In an op-ed in the Belmont Citizen Herald, Senator Will Brownsberger—co-sponsor of bill SB 735 and chair of the Senate Judiciary Committee—goes to bat for transgender Bay Staters and their equal right to be treated fairly, with respect and dignity.
Massachusetts has had non-discrimination protections on the books for more than two decades, prohibiting discrimination in housing, employment and public spaces—like hospitals, shopping mails and restaurants—on the basis of sexual orientation. While transgender Bay Staters are protected under the 2011 law in housing and employment, there is no state law prohibiting discrimination in public spaces on the basis of gender identity.
The centerpiece of opposition arguments against fully inclusive protections is the claim that allowing people to use public restrooms that align with their gender identity will somehow endanger public safety for women and children. Sen. Brownsberger highlights that, in actuality, the opposite is true:
What is really contrary to public safety is requiring transgender women to go to the men’s room where they would be deeply embarrassed and humiliated and at real risk of molestation. Transgender women do get harassed just like women who were designated female at birth. They are vastly more likely to be victimized than to be victimizers.

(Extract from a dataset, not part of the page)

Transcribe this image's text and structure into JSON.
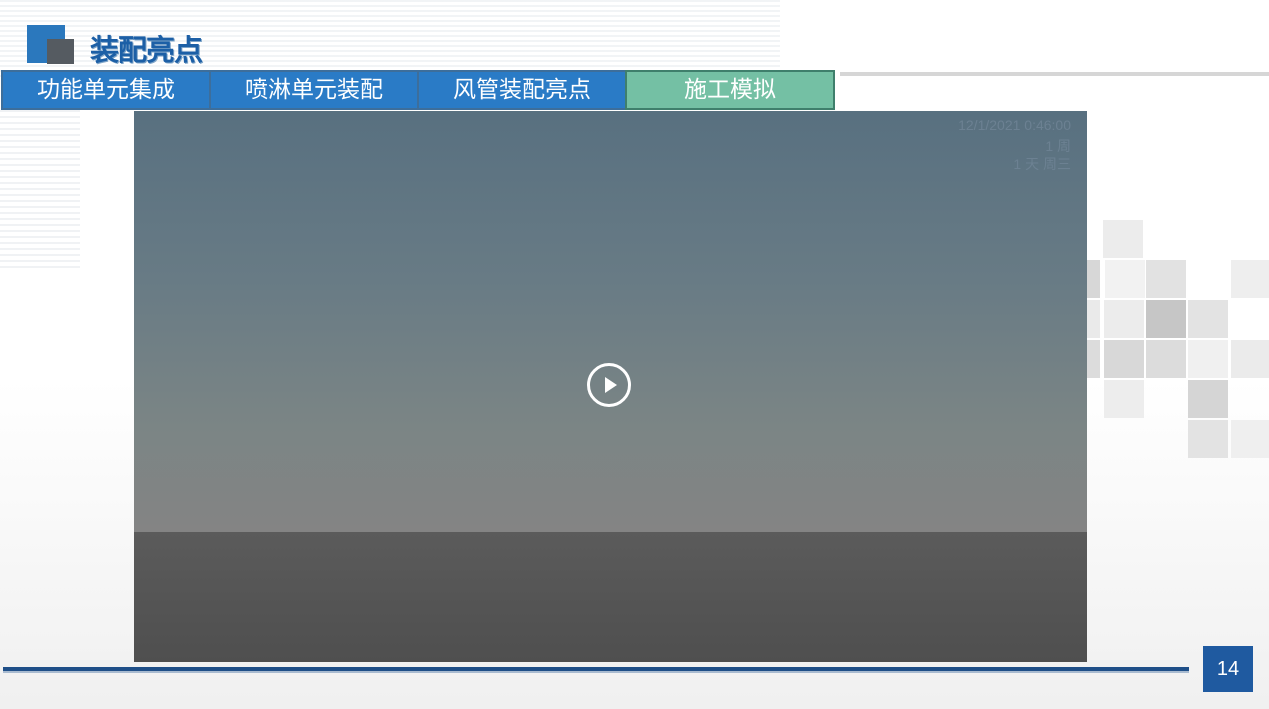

In fact, of the 17 states and over 200 cities with fully-inclusive non-discrimination protections—including 13 municipalities across Massachusetts—not a single one has reported a public safety incident involving a transgender person and restrooms.
On the other hand, just weeks ago the Joint Committee on the Judiciary heard public testimony from dozens of transgender people detailing the routine discrimination they face in public spaces, especially health care facilities. Sen. Brownsberger notes that—beyond the moral injustice of treating any specific group of people unfairly—being the victim of discrimination has long-standing destructive impact on a person’s psyche:
Transgender people, especially transgender young people, often don’t have the benefit of supportive peers or family and have to bear the crushing burden of discrimination entirely on their own, resulting in exceptionally high rates of depression and suicide.
If passed, Senate Bill 735 would update the Commonwealth’s non-discrimination law to include protections for transgender people in public spaces. It is currently under consideration alongside a sister bill, HB 1577, in the Joint Committee on the Judiciary, which Sen. Brownsberger chairs.